Sin is described in the Bible as transgression of the law of God (1 John 3:4) and rebellion against God (Deuteronomy 9:7; Joshua 1:18). After creating Adam, God issued only one prohibition in His instructions:

“The Lord God took the man and put him in the Garden of Eden to work it and keep it. And the Lord God commanded the man, saying, “You may surely eat of every tree of the garden, but of the tree of the knowledge of good and evil you shall not eat, for in the day that you eat of it you shall surely die” (Genesis 2:15-17).

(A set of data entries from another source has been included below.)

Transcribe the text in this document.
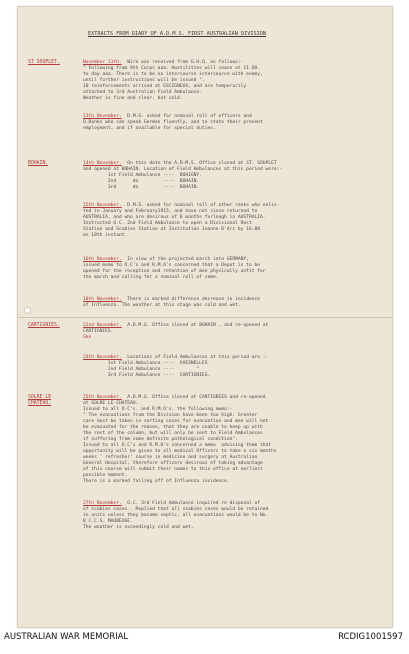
EXTRACTS FROM DIARY OF A.D.M.S. FIRST AUSTRALIAN DIVISION
ST SOUPLET.
BOHAIN.
CARTIGNIES.
SOLRE LE
CHATEAU.
November 11th. Wire was received from G.H.Q. as follows:-
" Following from 9th Corps aaa. Hostilities will cease at 11 OO.
to day aaa. There is to be no intercourse intercourse with enemy,
until further instructions will be issued ".
10 reinforcements arrived at ESCIGNEUX, and are temporarily
attached to 3rd Australian Field Ambulance.
Weather is fine and clear, but cold.
13th November. D.M.S. asked for nominal roll of officers and
O.Ranks who can speak German fluently, and to state their present
employment, and if available for special duties.
14th November. On this date the A.D.M.S. Office closed at ST. SOUPLET
and opened at BOHAIN. Location of Field Ambulances at this period were:-
1st Field Ambulance ----  BOHIGNY.
2nd      do         ----  BOHAIN.
3rd      do         ----  BOHAIN.
15th November. D.M.S. asked for nominal roll of other ranks who enlis-
ted in January and February1915, and have not since returned to
AUSTRALIA, and who are desirous of 6 months furlough in AUSTRALIA.
Instructed O.C. 2nd Field Ambulance to open a Divisional Rest
Station and Scabies Station at Institution Jeanne D'Arc by 16.00
on 18th instant.
16th November. In view of the projected march into GERMANY,
issued memo to O.C's and R.M.O's concerned that a Depot is to be
opened for the reception and retention of men physically unfit for
the march and calling for a nominal roll of same.
18th November. There is marked difference decrease in incidence
of Influenza. The weather at this stage was cold and wet.
22nd November. A.D.M.S. Office closed at BOHAIN , and re-opened at
CARTIGNIES.
Ske
24th November. Locations of Field Ambulances at this period are :-
1st Field Ambulance ----  AVESNELLES
2nd Field Ambulance ----        "
3rd Field Ambulance ----  CARTIGNIES.
25th November. A.D.M.S. Office closed at CARTIGNIES and re-opened
at SOLRE LE CHATEAU.
Issued to all O.C's. and R.M.O's. the following memo:-
" The evacuations from the Division have been too high. Greater
care must be taken in sorting cases for evacuation and men will not
be evacuated for the reason, that they are unable to keep up with
the rest of the column, but will only be sent to Field Ambulances
if suffering from some definite pathological condition".
Issued to all O.C's and R.M.O's concerned a memo  advising them that
opportunity will be given to all medical Officers to take a six months
weeks ' refresher' course in medicine and surgery at Australian
General Hospital, therefore officers desirous of taking advantage
of this course will submit their names to this office at earliest
possible moment.
There is a marked falling off of Influenza incidence.
27th November. O.C. 3rd Field Ambulance inquired re disposal of
of scabies cases . Replied that all scabies cases would be retained
in units unless they became septic, all evacuations would be to No.
8 C.C.S. MAUBEUGE.
The weather is exceedingly cold and wet.
AUSTRALIAN WAR MEMORIAL	RCDIG1001597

It was only after Adam and Eve disobeyed God’s command, after they had eaten of the fruit of the tree of the knowledge of good and evil that “their eyes were opened” – and they tried to hide from God:

“But the Lord God called to the man and said to him, “Where are you?” And he said, “I heard the sound of you in the garden, and I was afraid, because I was naked, and I hid myself.” He said, “Who told you that you were naked? Have you eaten of the tree of which I commanded you not to eat?” The man said, “The woman whom you gave to be with me, she gave me fruit of the tree, and I ate.” Then the Lord God said to the woman, “What is this that you have done?” The woman said, “The serpent deceived me, and I ate” (Genesis 3:7-13).

God does not use the word “sin” when he pronounces judgment on Adam and Eve for their disobedience. But God does say WHY they have sinned against Him. God says to Adam:

“Because you have listened to the voice of your wife and have eaten of the tree of which I commanded you, ‘You shall not eat of it,’ cursed is the ground because of you; in pain you shall eat of it all the days of your life; thorns and thistles it shall bring forth for you; and you shall eat the plants of the field. By the sweat of your face you shall eat bread, till you return to the ground, for out of it you were taken; for you are dust, and to dust you shall return” (Genesis 3:17-19).

Adam and Eve succumbed to the temptation “to be like God, knowing good and evil” (Genesis 3:4). They disobeyed God – and they knew they had done wrong. That is the original sin that “came into the world through one man” – Adam – and a direct consequence of that sin is death:

“Therefore, just as sin came into the world through one man, and death through sin, and so death spread to all men because all sinned— for sin indeed was in the world before the law was given, but sin is not counted where there is no law. Yet death reigned from Adam to Moses, even over those whose sinning was not like the transgression of Adam, who was a type of the one who was to come” (Romans 5:12-14).

Through Adam sin entered the world, and so death was passed on to all men because “the wages of sin is death” (Romans 6:23). That is what the Bible has to say about sin and how it originated. Adam and Eve disobeyed God because they wanted “to be like God, knowing good and evil.” That is sin.